Em documento ao Ibama, estatal detalha medidas para reduzir riscos na perfuração do bloco FZA-M-59
Foto: Click Petróleo e Gás
Foto: Click Petróleo e Gás
Nesta sexta-feira (17/10/2025), a Petrobras encaminhou ao Ibama ofício no qual informa que destinará R$ 46,7 milhões para programas ambientais associados à perfuração de um poço no bloco FZA-M-59, localizado na Margem Equatorial (Foz do Amazonas). O aporte compõe o conjunto de exigências para autorização ambiental da operação.
Desdobramentos do ofício e valores divulgados
No documento, a estatal detalha que o custo total do empreendimento, contemplando implantação, seguro, licenciamento e mitigação, será de R$ 793,2 milhões.
Do montante geral, R$ 46,7 milhões correspondem aos programas ambientais — cerca de 6% do total.
Essas ações incluem monitoramento marinho, plano de resgate de fauna, controle de poluição, gerenciamento de resíduos e capacitação técnica.

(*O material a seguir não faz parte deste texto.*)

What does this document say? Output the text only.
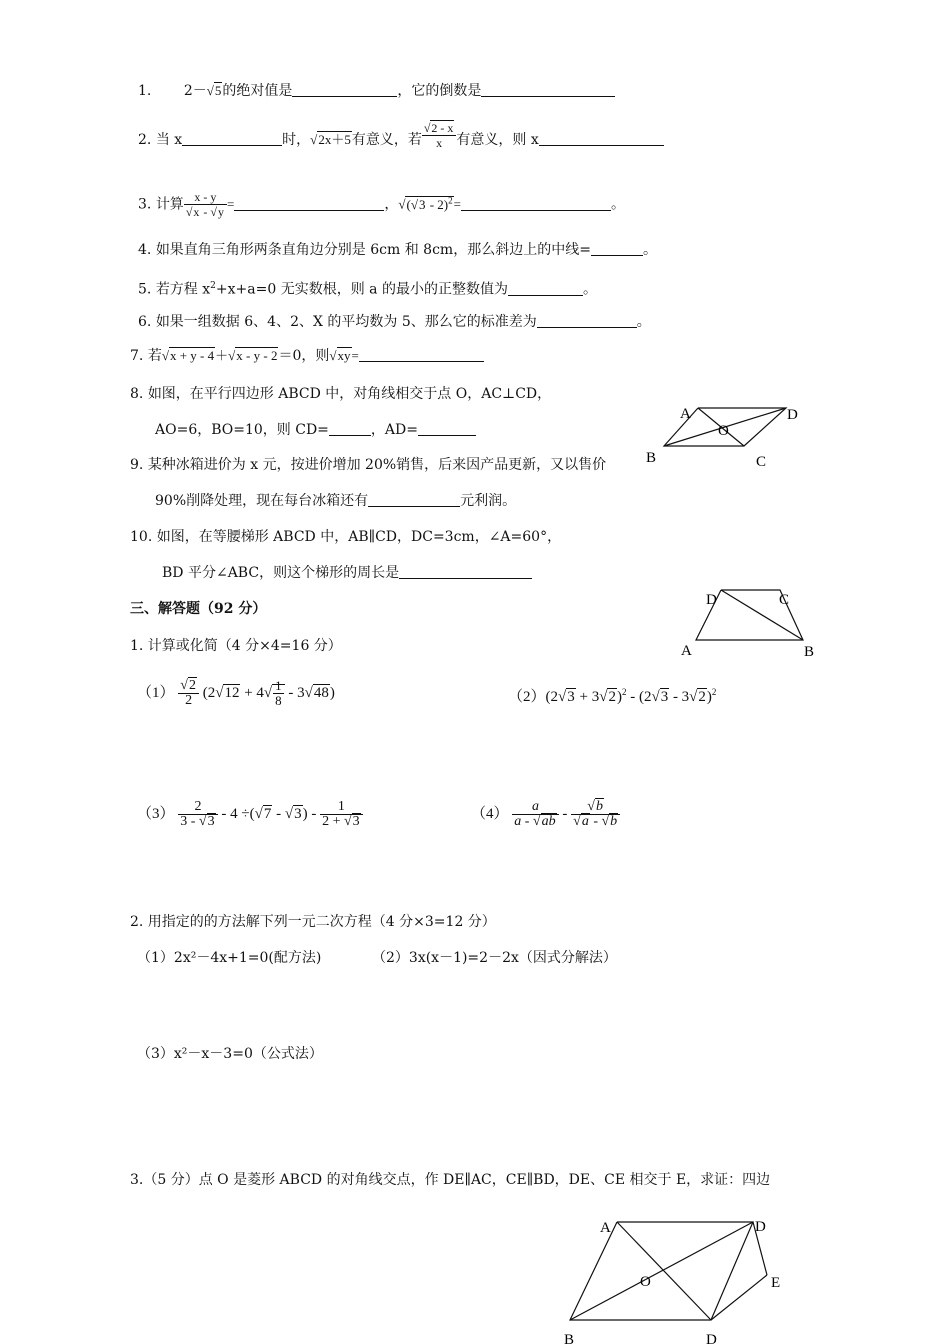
1. 2－√5的绝对值是	，它的倒数是
2. 当 x	时，√2x＋5有意义，若 $\frac{√2 - x}{x}$ 有意义，则 x
3. 计算 $\frac{x - y}{√x - √y}$ =	，√(√3 - 2)$^2$=	。
4. 如果直角三角形两条直角边分别是 6cm 和 8cm，那么斜边上的中线=	。
5. 若方程 $x^2+x+a=0$ 无实数根，则 a 的最小的正整数值为	。
6. 如果一组数据 6、4、2、X 的平均数为 5、那么它的标准差为	。
7. 若√x + y - 4＋√x - y - 2＝0，则√xy=
8. 如图，在平行四边形 ABCD 中，对角线相交于点 O，AC⊥CD，
AO=6，BO=10，则 CD=	，AD=
A	D
O
B	C
9. 某种冰箱进价为 x 元，按进价增加 20%销售，后来因产品更新，又以售价
90%削降处理，现在每台冰箱还有	元利润。
10. 如图，在等腰梯形 ABCD 中，AB∥CD，DC=3cm，∠A=60°，
BD 平分∠ABC，则这个梯形的周长是
D	C
A	B
三、解答题（92 分）
1. 计算或化简（4 分×4=16 分）
$(1) \frac{√2}{2} (2√12 + 4√ \frac{1}{8} - 3√48)$	$(2)(2√3 + 3√2)^2 - (2√3 - 3√2)^2$
$(3) \frac{2}{3 - √3} - 4 \div(√7 - √3) - \frac{1}{2 + √3}$	$(4) \frac{a}{a - √ab} - \frac{√b}{√a - √b}$
2. 用指定的的方法解下列一元二次方程（4 分×3=12 分）
（1）2x²－4x+1=0(配方法)	（2）3x(x－1)=2－2x（因式分解法）
（3）x²－x－3=0（公式法）
3.（5 分）点 O 是菱形 ABCD 的对角线交点，作 DE∥AC，CE∥BD，DE、CE 相交于 E，求证：四边
A	D
O	E
B	D
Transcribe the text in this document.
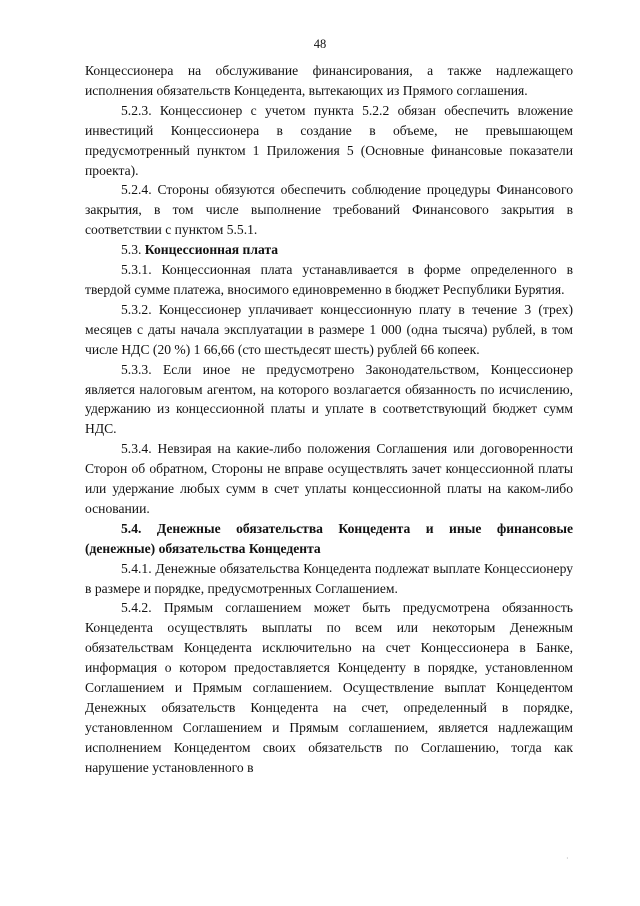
48

Концессионера на обслуживание финансирования, а также надлежащего исполнения обязательств Концедента, вытекающих из Прямого соглашения.

5.2.3. Концессионер с учетом пункта 5.2.2 обязан обеспечить вложение инвестиций Концессионера в создание в объеме, не превышающем предусмотренный пунктом 1 Приложения 5 (Основные финансовые показатели проекта).

5.2.4. Стороны обязуются обеспечить соблюдение процедуры Финансового закрытия, в том числе выполнение требований Финансового закрытия в соответствии с пунктом 5.5.1.

5.3. Концессионная плата

5.3.1. Концессионная плата устанавливается в форме определенного в твердой сумме платежа, вносимого единовременно в бюджет Республики Бурятия.

5.3.2. Концессионер уплачивает концессионную плату в течение 3 (трех) месяцев с даты начала эксплуатации в размере 1 000 (одна тысяча) рублей, в том числе НДС (20 %) 1 66,66 (сто шестьдесят шесть) рублей 66 копеек.

5.3.3. Если иное не предусмотрено Законодательством, Концессионер является налоговым агентом, на которого возлагается обязанность по исчислению, удержанию из концессионной платы и уплате в соответствующий бюджет сумм НДС.

5.3.4. Невзирая на какие-либо положения Соглашения или договоренности Сторон об обратном, Стороны не вправе осуществлять зачет концессионной платы или удержание любых сумм в счет уплаты концессионной платы на каком-либо основании.

5.4. Денежные обязательства Концедента и иные финансовые (денежные) обязательства Концедента

5.4.1. Денежные обязательства Концедента подлежат выплате Концессионеру в размере и порядке, предусмотренных Соглашением.

5.4.2. Прямым соглашением может быть предусмотрена обязанность Концедента осуществлять выплаты по всем или некоторым Денежным обязательствам Концедента исключительно на счет Концессионера в Банке, информация о котором предоставляется Концеденту в порядке, установленном Соглашением и Прямым соглашением. Осуществление выплат Концедентом Денежных обязательств Концедента на счет, определенный в порядке, установленном Соглашением и Прямым соглашением, является надлежащим исполнением Концедентом своих обязательств по Соглашению, тогда как нарушение установленного в

·
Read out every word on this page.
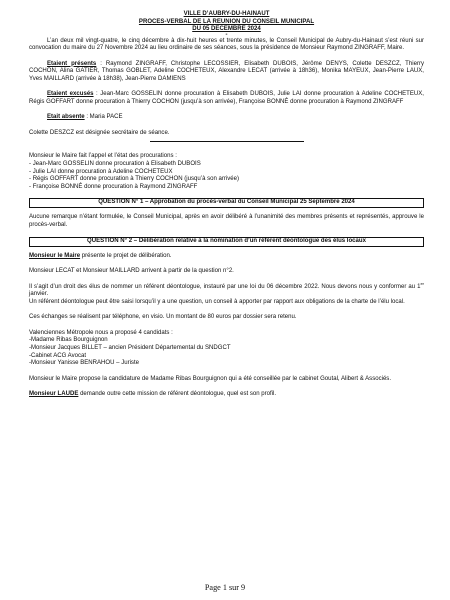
VILLE D’AUBRY-DU-HAINAUT
PROCES-VERBAL DE LA REUNION DU CONSEIL MUNICIPAL
DU 05 DECEMBRE 2024
-

L’an deux mil vingt-quatre, le cinq décembre à dix-huit heures et trente minutes, le Conseil Municipal de Aubry-du-Hainaut s’est réuni sur convocation du maire du 27 Novembre 2024 au lieu ordinaire de ses séances, sous la présidence de Monsieur Raymond ZINGRAFF, Maire.

Etaient présents : Raymond ZINGRAFF, Christophe LECOSSIER, Elisabeth DUBOIS, Jérôme DENYS, Colette DESZCZ, Thierry COCHON, Alina GATIER, Thomas GOBLET, Adeline COCHETEUX, Alexandre LECAT (arrivée à 18h36), Monika MAYEUX, Jean-Pierre LAUX, Yves MAILLARD (arrivée à 18h38), Jean-Pierre DAMIENS

Etaient excusés : Jean-Marc GOSSELIN donne procuration à Elisabeth DUBOIS, Julie LAI donne procuration à Adeline COCHETEUX, Régis GOFFART donne procuration à Thierry COCHON (jusqu’à son arrivée), Françoise BONNÉ donne procuration à Raymond ZINGRAFF

Etait absente : Maria PACE

Colette DESZCZ est désignée secrétaire de séance.

Monsieur le Maire fait l’appel et l’état des procurations :

- Jean-Marc GOSSELIN donne procuration à Elisabeth DUBOIS

- Julie LAI donne procuration à Adeline COCHETEUX

- Régis GOFFART donne procuration à Thierry COCHON (jusqu’à son arrivée)

- Françoise BONNÉ donne procuration à Raymond ZINGRAFF

QUESTION N° 1 – Approbation du procès-verbal du Conseil Municipal 25 Septembre 2024

Aucune remarque n’étant formulée, le Conseil Municipal, après en avoir délibéré à l’unanimité des membres présents et représentés, approuve le procès-verbal.

QUESTION N° 2 – Délibération relative à la nomination d’un référent déontologue des élus locaux

Monsieur le Maire présente le projet de délibération.

Monsieur LECAT et Monsieur MAILLARD arrivent à partir de la question n°2.

Il s’agit d’un droit des élus de nommer un référent déontologue, instauré par une loi du 06 décembre 2022. Nous devons nous y conformer au 1er janvier.

Un référent déontologue peut être saisi lorsqu’il y a une question, un conseil à apporter par rapport aux obligations de la charte de l’élu local.

Ces échanges se réalisent par téléphone, en visio. Un montant de 80 euros par dossier sera retenu.

Valenciennes Métropole nous a proposé 4 candidats :

-Madame Ribas Bourguignon

-Monsieur Jacques BILLET – ancien Président Départemental du SNDGCT

-Cabinet ACG Avocat

-Monsieur Yanisse BENRAHOU – Juriste

Monsieur le Maire propose la candidature de Madame Ribas Bourguignon qui a été conseillée par le cabinet Goutal, Alibert & Associés.

Monsieur LAUDE demande outre cette mission de référent déontologue, quel est son profil.

Page 1 sur 9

Reunião com o Ibama: sinal verde para prosseguir?
No encontro ocorrido em 15 de outubro, técnicos da Petrobras prestaram esclarecimentos aos técnicos do Ibama, justificando pontos pendentes da Avaliação Pré-Operacional (APO).
Segundo notícia veiculada pela mídia, o órgão ambiental teria considerado que “todos os pontos foram esclarecidos e que foram suficientes para dar seguimento ao processo.”
Agora, o Ibama sinaliza que a licença ambiental para a perfuração pode vir em breve, dependente apenas de ausência de novos entraves técnicos ou jurídicos.
Margem Equatorial e os riscos ambientais em foco
A Margem Equatorial — trecho que vai do Oiapoque ao litoral norte potiguar — guarda grandes expectativas de descobertas petrolíferas em bacias pouco exploradas.
O poço “Morpho”, previsto no bloco FZA-M-59, está posicionado a cerca de 175 km da costa do Amapá.
Ambientalistas apontam que a complexidade marítima da região exige mais do que o mínimo necessário: simulações robustas de vazamento, modelos de dispersão e garantias de contenção eficientes.
Política, regulação e pressão legislativa
Parlamentares já criaram uma frente para acompanhar a exploração na Margem Equatorial, pressionando por transparência e requisitos rigorosos do licenciamento.
Também existe tensão entre o impulso para acelerar novos projetos e a necessidade de controle ambiental rigoroso, devido ao risco de impactos ecológicos, inclusive em áreas marinhas sensíveis.
Possíveis consequências para sociedade e meio ambiente
Se obtida a licença e confirmada a perfuração, o projeto poderá ampliar as reservas de petróleo brasileiros e reforçar a produção nacional.
Entretanto, vazamentos ou falhas na mitigação podem gerar danos ambientais graves, afetando biodiversidade, pesca costeira e ecossistemas sensíveis.
A sociedade deverá acompanhar o processo regulatório e exigir transparência nos monitoramentos e nos resultados de controle ambiental. Esse caso pode se tornar referência para futuras perfurações em fronteiras críticas no Brasil.